The extraordinary exodus of Venezuelans has continued to shape immigration debates in the region, with an estimated seven million leaving the country since 2015. More than 80% of those who have left, due to economic hardship and political repression, are in Latin America and the Caribbean. Almost half that number are in Colombia and Peru, while others have gone south, in particular to Argentina and Chile. A growing number of Venezuelans are braving the hardship of land crossing through the Darién Gap in Panama in the hopes of making it to the USA.
Nations that initially accepted Venezuelan refugees are now starting to push back at continued arrivals. After allowing about 200,000 Venezuelans in as potential asylees, the USA changed its policy on 12 October of this year to begin awarding ‘humanitarian parole’ to a small number of Venezuelans. This act was done via a sponsorship program similar to the one created for Ukrainian refugees, but the program ended up turning away most of the Venezuelan asylees to Mexico. Meanwhile, migration from Central America is down.

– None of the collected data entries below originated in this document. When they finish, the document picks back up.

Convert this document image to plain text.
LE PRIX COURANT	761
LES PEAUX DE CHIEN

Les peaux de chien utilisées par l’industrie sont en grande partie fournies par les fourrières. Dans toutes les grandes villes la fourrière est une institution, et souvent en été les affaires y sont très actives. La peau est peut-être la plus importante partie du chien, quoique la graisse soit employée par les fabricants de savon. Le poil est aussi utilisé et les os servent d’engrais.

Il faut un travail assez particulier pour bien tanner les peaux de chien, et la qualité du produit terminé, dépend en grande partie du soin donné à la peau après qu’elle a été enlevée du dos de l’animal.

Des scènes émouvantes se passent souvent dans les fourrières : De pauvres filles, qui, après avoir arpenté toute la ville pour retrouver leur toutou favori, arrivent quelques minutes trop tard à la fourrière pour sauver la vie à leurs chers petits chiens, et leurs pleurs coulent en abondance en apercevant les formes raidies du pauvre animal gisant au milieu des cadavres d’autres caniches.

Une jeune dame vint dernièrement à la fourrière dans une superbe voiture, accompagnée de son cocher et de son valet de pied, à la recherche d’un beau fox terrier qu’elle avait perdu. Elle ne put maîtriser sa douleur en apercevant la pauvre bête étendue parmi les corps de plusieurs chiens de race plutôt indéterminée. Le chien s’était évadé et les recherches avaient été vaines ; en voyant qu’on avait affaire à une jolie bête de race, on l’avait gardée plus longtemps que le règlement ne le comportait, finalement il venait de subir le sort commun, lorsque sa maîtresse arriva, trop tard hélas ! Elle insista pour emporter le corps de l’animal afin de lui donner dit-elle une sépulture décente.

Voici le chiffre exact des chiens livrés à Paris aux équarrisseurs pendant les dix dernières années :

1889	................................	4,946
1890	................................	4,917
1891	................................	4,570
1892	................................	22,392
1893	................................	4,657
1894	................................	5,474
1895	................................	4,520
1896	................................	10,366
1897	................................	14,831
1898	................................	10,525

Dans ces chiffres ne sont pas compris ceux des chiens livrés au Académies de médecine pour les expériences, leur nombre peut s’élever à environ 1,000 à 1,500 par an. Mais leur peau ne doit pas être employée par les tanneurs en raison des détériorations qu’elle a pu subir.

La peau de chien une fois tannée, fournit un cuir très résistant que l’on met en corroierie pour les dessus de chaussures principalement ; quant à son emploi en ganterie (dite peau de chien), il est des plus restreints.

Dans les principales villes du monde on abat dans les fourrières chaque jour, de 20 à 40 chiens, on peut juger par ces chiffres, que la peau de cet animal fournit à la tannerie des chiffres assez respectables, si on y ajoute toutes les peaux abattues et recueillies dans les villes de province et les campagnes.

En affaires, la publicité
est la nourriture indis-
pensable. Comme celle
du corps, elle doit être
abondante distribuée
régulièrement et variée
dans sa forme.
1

In contrast, Canada continues to welcome economic migrants, with Federal Immigration Minister Sean Fraser announcing in November a national target of over 1.4 million new permanent residents by 2025. Fraser noted that Canada’s job market has over a million vacancies post pandemic, adding that new migrants are especially welcome in areas such as health care, transportation, and construction. With the boom in remote working, the number of US citizens granted temporary residence in Mexico is up 85% since the start of the Covid-19 pandemic, and the number of those receiving permanent residence status is up over 40% since 2019, according to Mexican immigration sources.
As of 15 March 2022, the US EB-5 Immigrant Investor Program has a clear congressional mandate, after months of uncertainty under the Trump administration about the program’s parameters and even continued existence. The EB-5 Reform and Integrity Act of 2022 revised eligibility and integrity provisions and reformed the regional center program, while amending regulations relating to the adjustment of status. New policy guidance was issued in October 2022. For the first time, the law provides four categories of eligibility: one for unreserved visas (where Indians, in particular, face a backlog), and three additional visa categories for investors in high unemployment areas, rural areas, and infrastructure projects. Meanwhile, about 600 people are projected to qualify this year for Canada’s Start-Up Visa — a rebound to pre-Covid levels for the program, which began in 2013. Similar to the US EB-5, this program is designed for immigrants who will invest in the country and generate demonstrable jobs.